Sollten Unterlagen über einen bereits erfolgten Umbau vorliegen, so belaufen sich die DAeC- bearbeitungsgebühren auf etwa 1.000.-- (darin enthalten sind etwa 400.-- für einen externen Gutachter zur Begutachtung der bereits begutachteten Gutachten). Kommt eine Lärmmessung dazu sind weitere 1.000.-- fällig. Und hast du keine Unterlagen wird’s richtig teuer.

Die Kosten für die Technik sind sehr variabel und richten sich stark nach dem eigenem Können – ich kann z. B. nicht WIG-Schweissen und eine Generalmotorüberholung würde ich auch nicht angehen.
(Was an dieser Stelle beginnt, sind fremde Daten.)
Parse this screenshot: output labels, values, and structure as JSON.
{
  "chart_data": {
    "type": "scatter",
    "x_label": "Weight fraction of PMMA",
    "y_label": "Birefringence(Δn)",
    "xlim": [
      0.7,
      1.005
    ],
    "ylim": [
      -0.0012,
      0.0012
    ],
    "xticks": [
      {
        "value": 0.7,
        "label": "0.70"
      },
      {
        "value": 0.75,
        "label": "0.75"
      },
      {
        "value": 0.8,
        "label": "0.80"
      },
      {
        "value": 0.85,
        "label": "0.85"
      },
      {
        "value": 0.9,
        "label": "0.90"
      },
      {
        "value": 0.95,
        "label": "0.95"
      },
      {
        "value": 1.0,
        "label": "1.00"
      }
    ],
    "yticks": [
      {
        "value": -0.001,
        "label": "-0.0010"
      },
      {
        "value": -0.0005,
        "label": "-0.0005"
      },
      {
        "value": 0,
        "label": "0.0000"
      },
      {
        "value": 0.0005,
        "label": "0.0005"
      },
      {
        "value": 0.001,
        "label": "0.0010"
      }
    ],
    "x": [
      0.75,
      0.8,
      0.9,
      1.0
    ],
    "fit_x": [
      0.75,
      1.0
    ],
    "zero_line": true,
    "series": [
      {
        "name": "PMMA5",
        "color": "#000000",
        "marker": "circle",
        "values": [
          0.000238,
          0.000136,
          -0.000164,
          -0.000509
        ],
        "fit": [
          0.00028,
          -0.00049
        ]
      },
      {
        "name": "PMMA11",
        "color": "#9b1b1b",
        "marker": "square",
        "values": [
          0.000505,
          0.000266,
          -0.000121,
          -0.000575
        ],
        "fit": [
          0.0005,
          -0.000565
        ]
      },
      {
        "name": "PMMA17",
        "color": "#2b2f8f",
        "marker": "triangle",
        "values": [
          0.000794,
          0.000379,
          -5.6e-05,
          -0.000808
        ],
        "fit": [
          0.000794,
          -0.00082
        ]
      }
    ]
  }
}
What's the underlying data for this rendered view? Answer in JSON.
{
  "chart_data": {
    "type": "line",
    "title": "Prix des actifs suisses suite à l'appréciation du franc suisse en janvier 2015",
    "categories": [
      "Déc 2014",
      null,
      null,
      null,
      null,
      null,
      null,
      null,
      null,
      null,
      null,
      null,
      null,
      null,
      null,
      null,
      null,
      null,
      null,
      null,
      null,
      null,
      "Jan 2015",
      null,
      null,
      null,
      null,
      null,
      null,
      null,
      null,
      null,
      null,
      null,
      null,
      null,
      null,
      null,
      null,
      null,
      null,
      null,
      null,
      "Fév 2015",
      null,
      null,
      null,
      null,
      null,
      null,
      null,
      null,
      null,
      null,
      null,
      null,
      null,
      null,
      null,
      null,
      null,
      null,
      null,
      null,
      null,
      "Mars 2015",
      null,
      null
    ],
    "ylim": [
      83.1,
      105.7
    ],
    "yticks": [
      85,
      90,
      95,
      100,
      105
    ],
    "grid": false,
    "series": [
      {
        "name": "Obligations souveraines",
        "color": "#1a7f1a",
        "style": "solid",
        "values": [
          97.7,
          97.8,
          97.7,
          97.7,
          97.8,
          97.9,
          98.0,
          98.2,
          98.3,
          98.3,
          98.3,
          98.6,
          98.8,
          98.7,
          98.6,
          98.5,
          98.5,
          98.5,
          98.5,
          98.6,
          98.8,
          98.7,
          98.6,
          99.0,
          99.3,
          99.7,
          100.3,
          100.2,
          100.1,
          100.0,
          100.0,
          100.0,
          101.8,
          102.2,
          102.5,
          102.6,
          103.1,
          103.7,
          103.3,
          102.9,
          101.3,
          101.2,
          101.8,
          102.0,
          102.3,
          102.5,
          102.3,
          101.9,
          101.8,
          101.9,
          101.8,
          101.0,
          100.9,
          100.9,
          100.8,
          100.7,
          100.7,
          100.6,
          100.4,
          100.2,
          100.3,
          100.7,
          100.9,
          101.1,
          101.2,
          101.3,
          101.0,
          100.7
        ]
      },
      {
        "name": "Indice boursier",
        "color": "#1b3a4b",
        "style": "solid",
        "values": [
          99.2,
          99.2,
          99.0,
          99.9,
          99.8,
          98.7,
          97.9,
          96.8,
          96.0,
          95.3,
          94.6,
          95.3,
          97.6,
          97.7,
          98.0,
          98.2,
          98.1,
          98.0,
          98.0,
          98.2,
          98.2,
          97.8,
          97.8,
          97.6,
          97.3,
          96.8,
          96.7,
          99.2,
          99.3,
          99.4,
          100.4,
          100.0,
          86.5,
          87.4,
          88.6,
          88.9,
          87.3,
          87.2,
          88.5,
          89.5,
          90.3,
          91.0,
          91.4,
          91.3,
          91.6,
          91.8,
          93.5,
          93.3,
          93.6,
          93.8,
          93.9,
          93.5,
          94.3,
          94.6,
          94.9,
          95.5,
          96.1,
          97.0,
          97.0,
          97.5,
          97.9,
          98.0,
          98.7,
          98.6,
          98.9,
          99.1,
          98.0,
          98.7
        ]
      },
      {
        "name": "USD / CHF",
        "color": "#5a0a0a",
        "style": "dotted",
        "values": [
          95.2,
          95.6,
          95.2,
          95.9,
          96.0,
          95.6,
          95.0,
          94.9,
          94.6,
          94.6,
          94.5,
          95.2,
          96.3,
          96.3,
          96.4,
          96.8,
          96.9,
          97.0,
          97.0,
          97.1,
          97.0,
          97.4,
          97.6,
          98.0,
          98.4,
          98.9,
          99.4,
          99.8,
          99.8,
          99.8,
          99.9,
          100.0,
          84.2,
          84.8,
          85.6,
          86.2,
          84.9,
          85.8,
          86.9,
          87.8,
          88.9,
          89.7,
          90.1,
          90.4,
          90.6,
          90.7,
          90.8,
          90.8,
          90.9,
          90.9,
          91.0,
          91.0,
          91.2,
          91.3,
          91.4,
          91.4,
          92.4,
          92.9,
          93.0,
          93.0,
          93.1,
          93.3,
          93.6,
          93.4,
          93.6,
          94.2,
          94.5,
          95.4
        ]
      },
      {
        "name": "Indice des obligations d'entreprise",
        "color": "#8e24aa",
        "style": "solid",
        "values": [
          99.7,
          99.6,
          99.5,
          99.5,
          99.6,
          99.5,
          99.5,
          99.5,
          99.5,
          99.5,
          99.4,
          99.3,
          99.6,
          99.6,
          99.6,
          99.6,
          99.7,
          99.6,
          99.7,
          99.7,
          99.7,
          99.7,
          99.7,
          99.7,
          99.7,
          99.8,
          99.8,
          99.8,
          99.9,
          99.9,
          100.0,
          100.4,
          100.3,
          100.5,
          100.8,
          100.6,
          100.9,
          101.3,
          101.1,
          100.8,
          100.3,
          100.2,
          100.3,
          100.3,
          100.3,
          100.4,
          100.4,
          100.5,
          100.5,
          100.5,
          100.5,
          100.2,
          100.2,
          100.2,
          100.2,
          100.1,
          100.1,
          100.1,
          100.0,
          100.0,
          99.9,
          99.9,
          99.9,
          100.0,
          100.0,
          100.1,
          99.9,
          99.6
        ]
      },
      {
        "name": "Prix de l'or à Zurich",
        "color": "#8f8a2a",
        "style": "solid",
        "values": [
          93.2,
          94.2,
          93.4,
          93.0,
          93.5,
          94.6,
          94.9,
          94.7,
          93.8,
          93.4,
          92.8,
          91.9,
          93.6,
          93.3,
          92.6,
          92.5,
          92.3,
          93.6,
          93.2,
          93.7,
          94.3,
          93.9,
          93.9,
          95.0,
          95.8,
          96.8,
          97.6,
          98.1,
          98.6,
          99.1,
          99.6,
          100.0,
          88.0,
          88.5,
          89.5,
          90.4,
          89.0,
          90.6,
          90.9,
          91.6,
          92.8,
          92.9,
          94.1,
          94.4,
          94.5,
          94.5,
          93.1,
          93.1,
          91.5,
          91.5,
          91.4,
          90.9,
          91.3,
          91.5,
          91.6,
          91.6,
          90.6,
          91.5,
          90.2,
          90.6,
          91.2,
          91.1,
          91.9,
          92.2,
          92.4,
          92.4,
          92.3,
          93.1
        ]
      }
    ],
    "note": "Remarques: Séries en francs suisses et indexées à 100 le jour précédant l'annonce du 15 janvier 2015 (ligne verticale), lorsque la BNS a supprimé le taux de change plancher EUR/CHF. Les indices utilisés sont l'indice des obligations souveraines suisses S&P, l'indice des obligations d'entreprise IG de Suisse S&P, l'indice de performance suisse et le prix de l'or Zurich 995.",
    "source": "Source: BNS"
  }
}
Last but not least: BMW R 100 RS Tuning

Für den Motor wird ein BigBore Kolben und Zylindersatz angeboten: 80 PS

Bei SilentHektik gibt’s eine Einspritzanlage, die der absolute Hammer ist. Das Motormanagement kann über ein PC-Programm online optimiert werden und die Leistung geht dann wohl Richtung < 90 PS. Ich weiß wovon ich rede, denn ich hab`s ausprobiert und mit meinem Laptop auf den Knien im Cockpit Zündzeitpunkt und Fuelmapping optmiert. Wenn man dann per ENTER die Daten an den laufenden Motor schickt und der plötzlich 1.000 Umdrehungen mehr dreht, wird einem schon warm ums Herz (die Remos stand dabei angebunden und gesichert am Boden). Letztlich habe ich alles wieder auf Vergaser zurückgerüstet – es handelt sich dabei nämlich um eine "Änderung am zugelassenen Muster" – siehe oben und ohne Kommentar.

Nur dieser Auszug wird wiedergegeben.